Que tous leurs ennemis viennent sur leurs confins,

Et qu'il ne reste rien de leurs villes rasées!

PIERRE.

Que jamais, jamais plus, sous les bonnes rosées,

Vous ne vous incliniez et vous ne murmuriez,

Citronniers, amandiers, grenadiers et mûriers!

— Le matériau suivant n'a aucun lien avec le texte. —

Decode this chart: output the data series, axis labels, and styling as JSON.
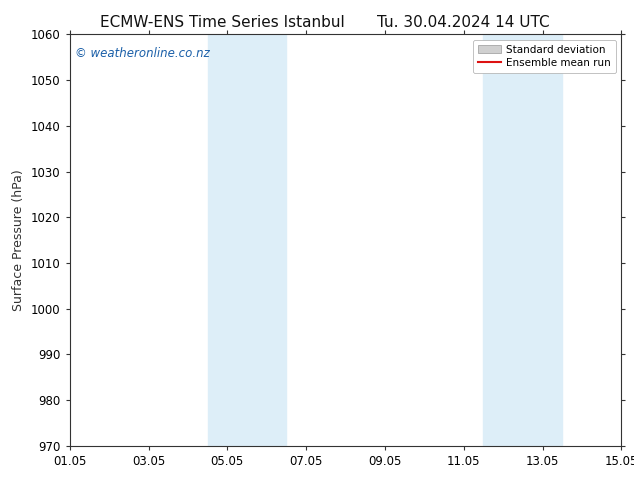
{
  "title_left": "ECMW-ENS Time Series Istanbul",
  "title_right": "Tu. 30.04.2024 14 UTC",
  "ylabel": "Surface Pressure (hPa)",
  "ylim": [
    970,
    1060
  ],
  "yticks": [
    970,
    980,
    990,
    1000,
    1010,
    1020,
    1030,
    1040,
    1050,
    1060
  ],
  "xtick_labels": [
    "01.05",
    "03.05",
    "05.05",
    "07.05",
    "09.05",
    "11.05",
    "13.05",
    "15.05"
  ],
  "xtick_positions": [
    0,
    2,
    4,
    6,
    8,
    10,
    12,
    14
  ],
  "xlim": [
    0,
    14
  ],
  "shaded_regions": [
    {
      "x_start": 3.5,
      "x_end": 5.5
    },
    {
      "x_start": 10.5,
      "x_end": 12.5
    }
  ],
  "shaded_color": "#ddeef8",
  "background_color": "#ffffff",
  "watermark_text": "© weatheronline.co.nz",
  "watermark_color": "#1a5fa8",
  "legend_std_label": "Standard deviation",
  "legend_mean_label": "Ensemble mean run",
  "legend_std_facecolor": "#d0d0d0",
  "legend_std_edgecolor": "#999999",
  "legend_mean_color": "#dd1111",
  "axis_color": "#333333",
  "tick_color": "#333333",
  "title_fontsize": 11,
  "label_fontsize": 9,
  "tick_fontsize": 8.5,
  "watermark_fontsize": 8.5,
  "legend_fontsize": 7.5
}
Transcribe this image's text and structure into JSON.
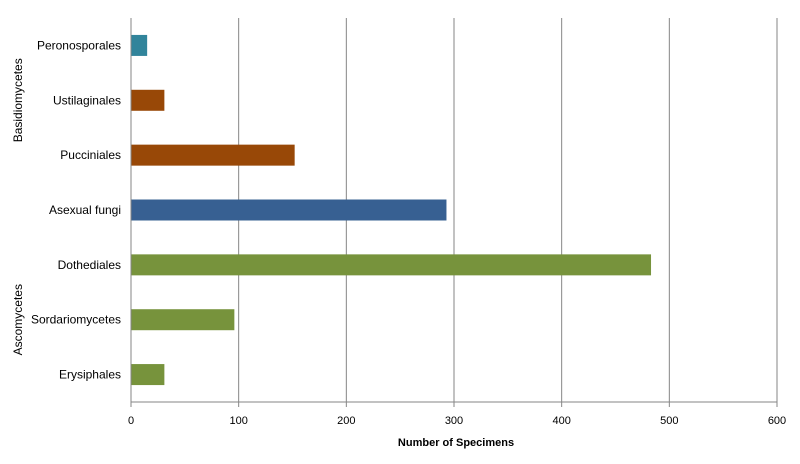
{
  "chart_data": {
    "type": "bar",
    "orientation": "horizontal",
    "categories": [
      "Peronosporales",
      "Ustilaginales",
      "Pucciniales",
      "Asexual fungi",
      "Dothediales",
      "Sordariomycetes",
      "Erysiphales"
    ],
    "values": [
      15,
      31,
      152,
      293,
      483,
      96,
      31
    ],
    "colors": [
      "#31849B",
      "#984807",
      "#984807",
      "#376092",
      "#77933C",
      "#77933C",
      "#77933C"
    ],
    "xlabel": "Number of Specimens",
    "xlim": [
      0,
      600
    ],
    "xticks": [
      0,
      100,
      200,
      300,
      400,
      500,
      600
    ],
    "grid": "vertical",
    "groups": [
      {
        "label": "Basidiomycetes",
        "categories": [
          "Peronosporales",
          "Ustilaginales",
          "Pucciniales"
        ]
      },
      {
        "label": "Ascomycetes",
        "categories": [
          "Dothediales",
          "Sordariomycetes",
          "Erysiphales"
        ]
      }
    ]
  }
}
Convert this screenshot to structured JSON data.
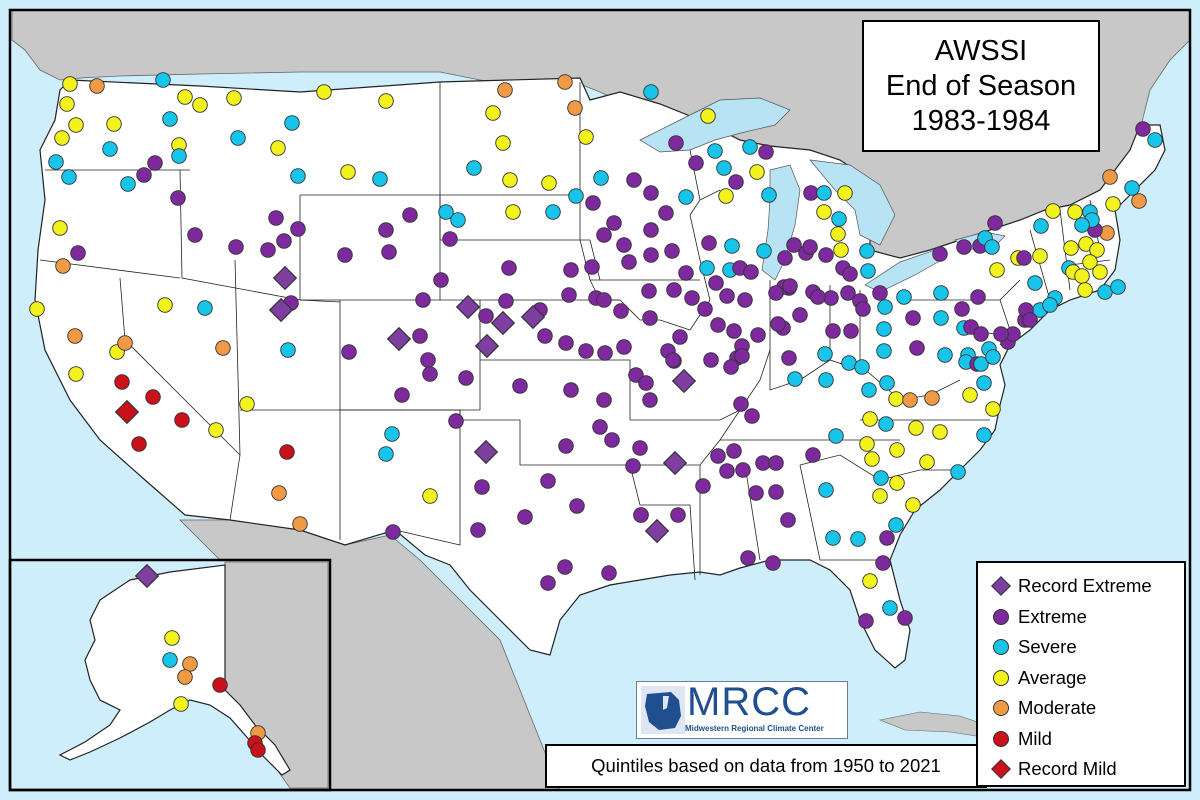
{
  "map": {
    "title_lines": [
      "AWSSI",
      "End of Season",
      "1983-1984"
    ],
    "footnote": "Quintiles based on data from 1950 to 2021",
    "logo": {
      "name": "MRCC",
      "subtitle": "Midwestern Regional Climate Center"
    },
    "colors": {
      "ocean": "#cdeefa",
      "land_neighbor": "#c8c8c8",
      "land_us": "#ffffff",
      "lakes": "#b7e3f4",
      "record_extreme": "#7e3fa0",
      "extreme": "#7e2a9e",
      "severe": "#17c4ea",
      "average": "#f2f21c",
      "moderate": "#f09a45",
      "mild": "#c8111a",
      "record_mild": "#c8111a"
    },
    "legend": [
      {
        "key": "record_extreme",
        "label": "Record Extreme",
        "shape": "diamond"
      },
      {
        "key": "extreme",
        "label": "Extreme",
        "shape": "circle"
      },
      {
        "key": "severe",
        "label": "Severe",
        "shape": "circle"
      },
      {
        "key": "average",
        "label": "Average",
        "shape": "circle"
      },
      {
        "key": "moderate",
        "label": "Moderate",
        "shape": "circle"
      },
      {
        "key": "mild",
        "label": "Mild",
        "shape": "circle"
      },
      {
        "key": "record_mild",
        "label": "Record Mild",
        "shape": "diamond"
      }
    ]
  }
}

Que jamais plus sous les fruits lourds l'arbre ne crie!…

JÉSUS.

Les bénédictions de Dieu sur Samarie!

(Il descend.)

PIERRE.

Quoi, Rabbi? Mais ces mots de toi, que je retins:

«Évitez les Gentils et les Samaritains.

Ne prêchez qu'aux brebis d'Israël!…»

ANDRÉ.

Oui, toi-même

Tu paraissais haïr ces païens!

JÉSUS.

Je les aime.

PIERRE.

Je te les entendis cependant prononcer,

Ces paroles. Pourquoi?

JÉSUS.

C'était pour commencer.

Vous n'aviez pas encore assez large poitrine

Et je ne pouvais toute y loger ma doctrine.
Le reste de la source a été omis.